Wednesday, June 11, 2008

Not All Bad


Sorry all, that I haven't posted here for a while. Do you know, I think it's because I've actually had a life! Okay, it's only been gardening and meeting friends, and doing the odd arty course, but it has felt great. After nearly three years of living unwillingly alone, I think I am getting the hang of it.

So this article that I bumped into online, via the Daily Mail website, seemed just the thing to share - The Joys of Living Alone. Here are some of the best bits -


We are the ones who know the bliss of waking on a weekday morning to a calm and clutter-free home, with time to grind the coffee beans, bathe to the sound of Bach and perhaps do a few yoga stretches before setting off for work - pretty well impossible if you share your home with others.

Living alone allows creativity to flourish.
Author Frances Fyfield, in her 50s, believes solitude permits her to be more herself and even helps her relationships more than marriage.
"I have had fewer but more sustainable relationships since my marriage," she says. "There are all sorts of ways to live and love."

This is a new phenomenon made possible by the fact that women can now afford to do what they want - and increasingly, what they want is to live alone.

One of them is 58-year-old Lucy Austin.
"My children don't know what's wrong with me," she says.
"They really like Tom, my partner of the past few years.
"I was nervous of telling them about my new relationship, but it's a long time since their father died and they were delighted for me.
"They are anxious for us to get married or move in together.
"I know it's what Tom would like, and I think my daughters are worried that if I don't marry him, he will go off with someone else!"
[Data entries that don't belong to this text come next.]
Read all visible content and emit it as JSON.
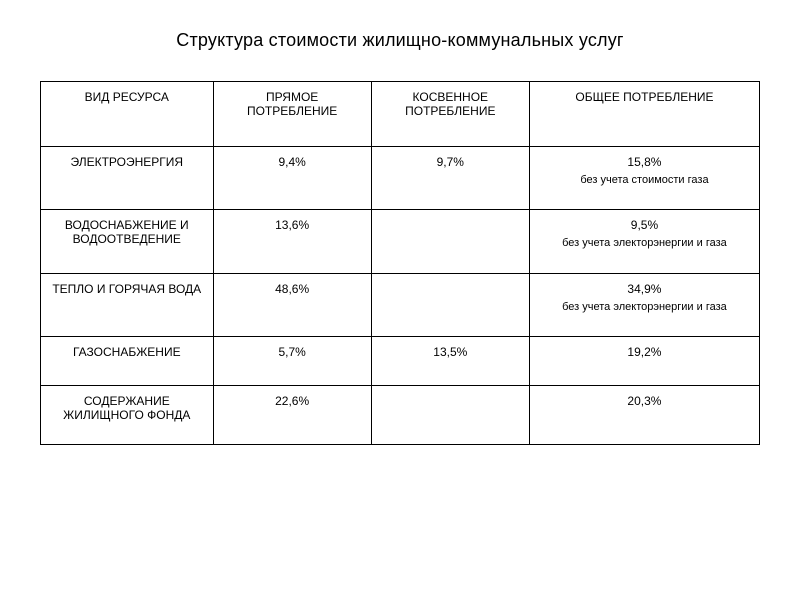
{
  "title": "Структура стоимости жилищно-коммунальных услуг",
  "table": {
    "columns": [
      "ВИД РЕСУРСА",
      "ПРЯМОЕ ПОТРЕБЛЕНИЕ",
      "КОСВЕННОЕ ПОТРЕБЛЕНИЕ",
      "ОБЩЕЕ ПОТРЕБЛЕНИЕ"
    ],
    "rows": [
      {
        "resource": "ЭЛЕКТРОЭНЕРГИЯ",
        "direct": "9,4%",
        "indirect": "9,7%",
        "total": "15,8%",
        "total_note": "без учета стоимости газа"
      },
      {
        "resource": "ВОДОСНАБЖЕНИЕ И ВОДООТВЕДЕНИЕ",
        "direct": "13,6%",
        "indirect": "",
        "total": "9,5%",
        "total_note": "без учета электорэнергии и газа"
      },
      {
        "resource": "ТЕПЛО И ГОРЯЧАЯ ВОДА",
        "direct": "48,6%",
        "indirect": "",
        "total": "34,9%",
        "total_note": "без учета электорэнергии и газа"
      },
      {
        "resource": "ГАЗОСНАБЖЕНИЕ",
        "direct": "5,7%",
        "indirect": "13,5%",
        "total": "19,2%",
        "total_note": ""
      },
      {
        "resource": "СОДЕРЖАНИЕ ЖИЛИЩНОГО ФОНДА",
        "direct": "22,6%",
        "indirect": "",
        "total": "20,3%",
        "total_note": ""
      }
    ],
    "style": {
      "type": "table",
      "border_color": "#000000",
      "background_color": "#ffffff",
      "text_color": "#000000",
      "header_fontsize_pt": 12,
      "body_fontsize_pt": 12,
      "note_fontsize_pt": 11,
      "font_family": "Arial",
      "column_widths_pct": [
        24,
        22,
        22,
        32
      ],
      "alignment": "center"
    }
  }
}
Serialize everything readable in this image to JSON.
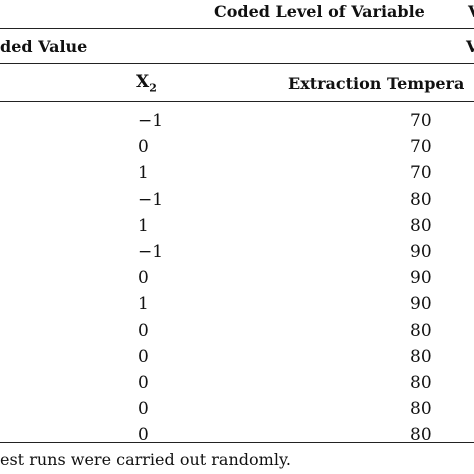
{
  "table": {
    "header_main": "Coded Level of Variable",
    "header_main_right": "V",
    "header_sub": "ded Value",
    "header_sub_right": "V",
    "col_x2_letter": "X",
    "col_x2_sub": "2",
    "col_temp": "Extraction Tempera",
    "rows": [
      {
        "x2": "−1",
        "temp": "70"
      },
      {
        "x2": "0",
        "temp": "70"
      },
      {
        "x2": "1",
        "temp": "70"
      },
      {
        "x2": "−1",
        "temp": "80"
      },
      {
        "x2": "1",
        "temp": "80"
      },
      {
        "x2": "−1",
        "temp": "90"
      },
      {
        "x2": "0",
        "temp": "90"
      },
      {
        "x2": "1",
        "temp": "90"
      },
      {
        "x2": "0",
        "temp": "80"
      },
      {
        "x2": "0",
        "temp": "80"
      },
      {
        "x2": "0",
        "temp": "80"
      },
      {
        "x2": "0",
        "temp": "80"
      },
      {
        "x2": "0",
        "temp": "80"
      }
    ]
  },
  "footnote": "est runs were carried out randomly."
}
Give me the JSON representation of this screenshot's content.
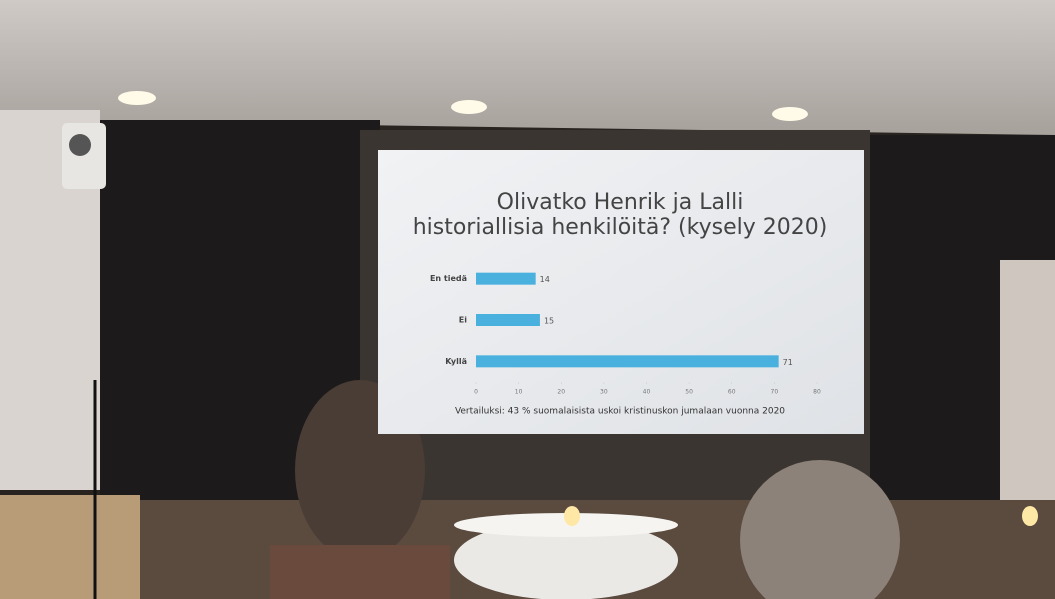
{
  "chart_data": {
    "type": "bar",
    "orientation": "horizontal",
    "title": [
      "Olivatko Henrik ja Lalli",
      "historiallisia henkilöitä? (kysely 2020)"
    ],
    "categories": [
      "En tiedä",
      "Ei",
      "Kyllä"
    ],
    "values": [
      14,
      15,
      71
    ],
    "color": "#4ab0de",
    "xlim": [
      0,
      80
    ],
    "xticks": [
      0,
      10,
      20,
      30,
      40,
      50,
      60,
      70,
      80
    ],
    "annotation": "Vertailuksi: 43 % suomalaisista uskoi kristinuskon jumalaan vuonna 2020"
  }
}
But that is a risk Lucy is willing to take: "I am very happy and it is lovely to have a companion to go to the theatre or dinner with on a Saturday night.
"It's great to have someone to go on holiday with. But I am quite adamant that we live apart: I love living alone and don't want to live with anyone else again."

Donna Baxter, 50, who has lived alone happily for four years since her divorce, says, "It may be different now for women who spend decades partying and being single when they're young.

"But for those of us who spent our 20s and 30s either bringing up children or, like me, working and bringing up children, the joy I get from the extra hours I seem to have gained by living on my own just cannot be overemphasised.
"My husband would grouch if I had the bedside light on to read after he wanted to sleep.
"Now I read until four in the morning, munching digestives in bed with the World Service on the radio.
"Sometimes I laugh out loud because I'm so happy!
"I have met a kind man whose company I enjoy, but I honestly can't see myself ever giving up the freedom I now have to do exactly what I want, when I want."



I wonder what are the best bits of living alone for you? (let's not think about the bad stuff today)

For me, it would have to be:

The freedom to eat what and when I want, and ESPECIALLY, not having to cook for anyone else, after more than thirty years of it.

The calmness. No arguments, Radio 3 with my breakfast if I want it or - sheer decadence - The Rockford Files...

Dressing to please myself. I really, really don't care what anyone thinks about how I look and for the first time in my life I find I am developing my own style - Annie Oakley meets Worzel Gummidge...

Making and maintaining friendships. When I was one of the smug married brigade, we didn't need friends, we had each other. Now I find that, although obviously I need friends more than I did, I also am available for them and their problems more than I ever was before. I've strengthened some wonderful friendships in the last three years, with benefits on both sides.